Il  Sindaco di Paternò emana un’ordinanza che vieta la distribuzione di volantini e l’affissione di manifesti pubblicitari. La motivazione di tale provvedimento è il tentativo di migliorare la qualità del decoro urbano e di porre un freno alle modalità selvagge con le quali avviene il volantinaggio.
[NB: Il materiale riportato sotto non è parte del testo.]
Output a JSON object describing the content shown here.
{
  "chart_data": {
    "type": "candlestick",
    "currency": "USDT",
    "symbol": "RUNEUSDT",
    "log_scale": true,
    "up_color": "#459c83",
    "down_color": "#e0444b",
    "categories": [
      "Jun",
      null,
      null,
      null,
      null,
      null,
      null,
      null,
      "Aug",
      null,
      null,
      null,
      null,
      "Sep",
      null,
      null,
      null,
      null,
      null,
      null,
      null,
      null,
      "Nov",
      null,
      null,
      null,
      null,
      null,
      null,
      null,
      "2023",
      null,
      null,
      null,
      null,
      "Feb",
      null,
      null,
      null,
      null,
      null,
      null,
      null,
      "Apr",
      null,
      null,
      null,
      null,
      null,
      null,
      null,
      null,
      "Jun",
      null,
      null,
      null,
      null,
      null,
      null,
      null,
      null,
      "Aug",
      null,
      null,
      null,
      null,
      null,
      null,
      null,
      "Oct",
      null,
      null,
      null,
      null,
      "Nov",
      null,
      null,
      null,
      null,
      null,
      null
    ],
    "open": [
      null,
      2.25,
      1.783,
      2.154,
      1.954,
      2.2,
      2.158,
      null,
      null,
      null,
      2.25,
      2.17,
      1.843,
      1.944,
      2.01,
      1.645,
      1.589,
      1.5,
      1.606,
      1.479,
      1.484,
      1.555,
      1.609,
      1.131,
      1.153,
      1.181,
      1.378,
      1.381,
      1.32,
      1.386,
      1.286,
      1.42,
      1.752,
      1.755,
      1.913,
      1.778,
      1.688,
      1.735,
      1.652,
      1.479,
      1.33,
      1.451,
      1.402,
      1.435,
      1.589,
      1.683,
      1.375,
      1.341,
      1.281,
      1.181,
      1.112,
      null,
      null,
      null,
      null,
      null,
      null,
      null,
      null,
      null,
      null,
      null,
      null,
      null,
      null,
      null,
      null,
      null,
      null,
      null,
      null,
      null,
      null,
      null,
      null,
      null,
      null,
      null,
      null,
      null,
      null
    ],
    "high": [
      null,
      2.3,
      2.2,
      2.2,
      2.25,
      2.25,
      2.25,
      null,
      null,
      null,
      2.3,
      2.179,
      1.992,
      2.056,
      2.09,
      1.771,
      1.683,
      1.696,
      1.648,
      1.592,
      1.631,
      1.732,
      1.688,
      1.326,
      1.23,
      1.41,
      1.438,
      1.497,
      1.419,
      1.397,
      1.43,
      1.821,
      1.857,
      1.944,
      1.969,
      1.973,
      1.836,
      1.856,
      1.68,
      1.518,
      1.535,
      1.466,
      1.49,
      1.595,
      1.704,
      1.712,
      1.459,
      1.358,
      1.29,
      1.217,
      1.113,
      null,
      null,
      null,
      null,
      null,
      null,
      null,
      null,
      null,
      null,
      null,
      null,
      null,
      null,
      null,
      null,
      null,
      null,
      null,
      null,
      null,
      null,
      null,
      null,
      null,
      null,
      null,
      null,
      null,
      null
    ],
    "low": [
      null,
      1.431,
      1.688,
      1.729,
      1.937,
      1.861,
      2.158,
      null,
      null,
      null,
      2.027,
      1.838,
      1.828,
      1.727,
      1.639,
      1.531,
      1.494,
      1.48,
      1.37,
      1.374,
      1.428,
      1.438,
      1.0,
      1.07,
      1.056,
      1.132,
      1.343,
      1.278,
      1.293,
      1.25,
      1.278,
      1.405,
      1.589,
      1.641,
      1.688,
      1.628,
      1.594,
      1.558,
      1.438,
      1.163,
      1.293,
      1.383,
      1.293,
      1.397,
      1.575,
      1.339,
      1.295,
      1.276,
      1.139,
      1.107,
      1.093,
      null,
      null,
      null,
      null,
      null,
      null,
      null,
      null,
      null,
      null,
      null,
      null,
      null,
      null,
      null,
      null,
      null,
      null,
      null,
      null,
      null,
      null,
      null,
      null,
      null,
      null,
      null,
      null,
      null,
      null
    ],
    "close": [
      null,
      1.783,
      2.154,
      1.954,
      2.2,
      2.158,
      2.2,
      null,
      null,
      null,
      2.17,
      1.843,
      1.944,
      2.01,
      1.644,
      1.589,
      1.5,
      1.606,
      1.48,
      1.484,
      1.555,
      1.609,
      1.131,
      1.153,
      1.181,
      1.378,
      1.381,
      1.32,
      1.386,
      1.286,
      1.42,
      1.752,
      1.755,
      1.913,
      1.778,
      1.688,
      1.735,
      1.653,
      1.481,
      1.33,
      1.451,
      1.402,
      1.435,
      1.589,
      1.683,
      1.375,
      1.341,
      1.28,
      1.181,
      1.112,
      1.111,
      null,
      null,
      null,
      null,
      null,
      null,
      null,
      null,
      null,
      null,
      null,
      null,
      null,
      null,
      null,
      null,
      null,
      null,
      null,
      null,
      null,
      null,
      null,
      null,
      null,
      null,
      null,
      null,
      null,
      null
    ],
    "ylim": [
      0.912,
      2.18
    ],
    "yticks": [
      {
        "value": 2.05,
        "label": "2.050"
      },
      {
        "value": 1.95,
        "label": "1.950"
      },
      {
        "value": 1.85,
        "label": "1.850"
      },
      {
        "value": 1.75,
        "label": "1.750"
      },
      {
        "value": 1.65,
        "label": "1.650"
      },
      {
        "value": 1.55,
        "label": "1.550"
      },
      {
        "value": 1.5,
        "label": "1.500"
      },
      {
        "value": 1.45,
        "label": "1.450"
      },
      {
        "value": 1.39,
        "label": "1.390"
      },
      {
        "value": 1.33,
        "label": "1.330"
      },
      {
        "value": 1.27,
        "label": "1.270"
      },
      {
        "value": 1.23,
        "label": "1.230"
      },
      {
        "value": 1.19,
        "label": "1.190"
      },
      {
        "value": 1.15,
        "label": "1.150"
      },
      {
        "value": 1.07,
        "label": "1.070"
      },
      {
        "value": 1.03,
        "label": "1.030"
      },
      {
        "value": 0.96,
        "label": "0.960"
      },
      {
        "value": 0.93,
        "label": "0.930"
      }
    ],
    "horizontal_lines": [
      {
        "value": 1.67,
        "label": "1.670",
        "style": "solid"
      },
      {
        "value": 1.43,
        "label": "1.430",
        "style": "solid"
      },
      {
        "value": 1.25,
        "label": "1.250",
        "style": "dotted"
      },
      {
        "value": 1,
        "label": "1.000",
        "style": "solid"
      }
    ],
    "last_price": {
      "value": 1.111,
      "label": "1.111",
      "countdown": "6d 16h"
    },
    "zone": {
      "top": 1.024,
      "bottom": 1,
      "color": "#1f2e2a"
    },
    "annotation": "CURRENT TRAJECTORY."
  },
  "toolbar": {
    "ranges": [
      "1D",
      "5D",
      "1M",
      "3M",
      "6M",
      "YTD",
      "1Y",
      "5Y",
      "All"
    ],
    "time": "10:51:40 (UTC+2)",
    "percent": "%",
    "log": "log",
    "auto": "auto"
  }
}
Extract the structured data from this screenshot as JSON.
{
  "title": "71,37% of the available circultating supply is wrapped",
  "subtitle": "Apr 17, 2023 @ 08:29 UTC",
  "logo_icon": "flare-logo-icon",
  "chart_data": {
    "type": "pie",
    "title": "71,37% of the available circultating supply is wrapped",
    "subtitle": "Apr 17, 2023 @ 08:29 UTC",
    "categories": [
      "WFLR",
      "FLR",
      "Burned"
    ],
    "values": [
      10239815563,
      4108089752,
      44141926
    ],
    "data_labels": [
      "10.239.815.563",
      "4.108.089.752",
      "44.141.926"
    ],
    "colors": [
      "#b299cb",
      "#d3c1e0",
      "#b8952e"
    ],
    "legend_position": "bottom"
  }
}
Zona Franca si è occupata più volte del decoro urbano del nostro paese, tentando di denunciare i comportamenti incivili e di sensibilizzare la coscienza civica dei cittadini. Occorre prendere atto, amaramente, che nel nostro paese il degrado urbano raggiunge livelli che altri paesi non si sognano neppure. Non occorre andare in Svizzera per notare le differenze, basta spostarsi appena di qualche chilometro per osservare che i paesi vicini, sebbene anch’essi oppressi dal degrado, non arrivano al livello tragico di Paternò. Questo accade perché nel nostro amato paese la maggioranza dei cittadini non possiede il senso civico. La pratica di distribuzione di materiale pubblicitario e l’affissione dei manifesti è una cosa comune in tutto il territorio italiano ormai da tempo immemore. A Paternò il problema si pone sempre e solo per la mancanza di senso civico e per lo scarso controllo del territorio: se chi distribuisce i volantini usasse le apposite cassette poste all’esterno delle abitazioni e dei condomini anziché disseminarli per le strade come fossero coriandoli, e se i cittadini – dopo avere consultato tale materiale – facessero lo sforzo di arrivare al primo cestino utile o in casa loro, anziché gettare il volantino per strada, la situazione migliorerebbe. Se chi affigge i manifesti facesse lo sforzo di collocarli nei luoghi deputati per l’affissione, e se i committenti dell’affissione sottolineassero che non è corretto affiggere manifesti sui pali della luce, sui portoni delle abitazioni… forse la situazione migliorerebbe. A monte c’è sempre l’amore mancante per il luogo in cui viviamo, un luogo che non riusciamo a considerare casa nostra.